Kanclerz Niemiec Olaf Scholz powiedział w rozmowie telefonicznej z premierem Izraela Benjaminem Netanjahu, że Izrael powinien zawrzeć porozumienie w sprawie zawieszenia broni i uwolnienia zakładników przetrzymywanych przez palestyńskich bojowników Hamasu w . Rzecznik niemieckiego rządu złożył oświadczenie w niedzielę, donosi TASR, powołując się na doniesienia DPA i Reuters.
Zaniepokojenie groźbą eskalacji wojny
Scholz wyraził zaniepokojenie groźbą eskalacji wojny na Bliskim Wschodzie i potępił groźby Iranu i libańskiego ruchu bojowego Hezbollah wobec bezpieczeństwa Izraela i jego obywateli.
Niemiecki kanclerz podkreślił potrzebę przerwania „destrukcyjnej spirali odwetowej przemocy, zmniejszenia napięć i konstruktywnej pracy na rzecz deeskalacji”, powiedział rzecznik rządu Wolfgang Büchner.
„Wiele celów wojskowych w walce z Hamasem zostało osiągniętych, a ofiary cywilne i ludzkie cierpienie w Strefie Gazy są ogromne.

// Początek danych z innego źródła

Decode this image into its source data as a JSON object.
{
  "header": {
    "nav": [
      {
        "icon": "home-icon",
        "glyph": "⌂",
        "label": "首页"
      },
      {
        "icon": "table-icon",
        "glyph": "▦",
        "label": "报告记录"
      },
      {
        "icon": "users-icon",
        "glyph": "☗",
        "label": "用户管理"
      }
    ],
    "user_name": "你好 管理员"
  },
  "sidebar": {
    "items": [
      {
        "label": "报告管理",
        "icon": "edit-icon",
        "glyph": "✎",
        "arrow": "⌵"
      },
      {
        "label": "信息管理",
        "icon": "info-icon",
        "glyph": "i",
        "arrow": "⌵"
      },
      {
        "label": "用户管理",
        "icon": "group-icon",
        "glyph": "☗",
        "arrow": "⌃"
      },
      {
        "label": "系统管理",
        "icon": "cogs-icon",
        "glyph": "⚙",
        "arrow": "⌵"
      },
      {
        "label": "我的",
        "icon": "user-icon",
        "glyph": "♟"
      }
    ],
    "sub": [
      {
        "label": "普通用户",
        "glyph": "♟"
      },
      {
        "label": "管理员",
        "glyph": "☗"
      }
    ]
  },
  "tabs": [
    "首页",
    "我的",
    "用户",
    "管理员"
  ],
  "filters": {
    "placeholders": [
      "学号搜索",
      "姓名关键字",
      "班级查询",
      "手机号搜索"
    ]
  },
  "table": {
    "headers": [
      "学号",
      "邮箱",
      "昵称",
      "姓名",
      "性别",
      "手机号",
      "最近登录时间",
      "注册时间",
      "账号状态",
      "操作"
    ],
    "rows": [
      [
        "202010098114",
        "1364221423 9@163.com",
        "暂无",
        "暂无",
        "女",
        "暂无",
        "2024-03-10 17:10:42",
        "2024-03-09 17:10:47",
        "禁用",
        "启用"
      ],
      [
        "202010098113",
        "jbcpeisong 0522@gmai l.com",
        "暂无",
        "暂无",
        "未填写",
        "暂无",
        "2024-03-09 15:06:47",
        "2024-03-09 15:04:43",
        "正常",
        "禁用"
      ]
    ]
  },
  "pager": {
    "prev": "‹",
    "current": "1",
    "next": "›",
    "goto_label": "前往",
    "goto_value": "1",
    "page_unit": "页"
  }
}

Zakończenie wojny w Strefie Gazy byłoby decydującym krokiem w kierunku deeskalacji w regionie”, powiedział rzecznik Scholza, który powiedział izraelskiemu premierowi, że nadszedł czas na zawarcie porozumienia o zawieszeniu broni.
Napięcia na Bliskim Wschodzie eskalują w ostatnich dniach i rosną obawy, że wojna między Izraelem a bojowniczym ruchem Hamas w Strefie Gazy może przerodzić się w szerszy konflikt. Wynika to w szczególności z ataków na Liban i Iran, w których zginęli przywódca Hamasu Ismail Haniyeh i jeden z przywódców libańskiego ruchu bojowego Hezbollah, Fuad Shukr. Iran i Hamas obwiniają Izrael za ich śmierć i wraz z Hezbollahem zapowiadają odwet.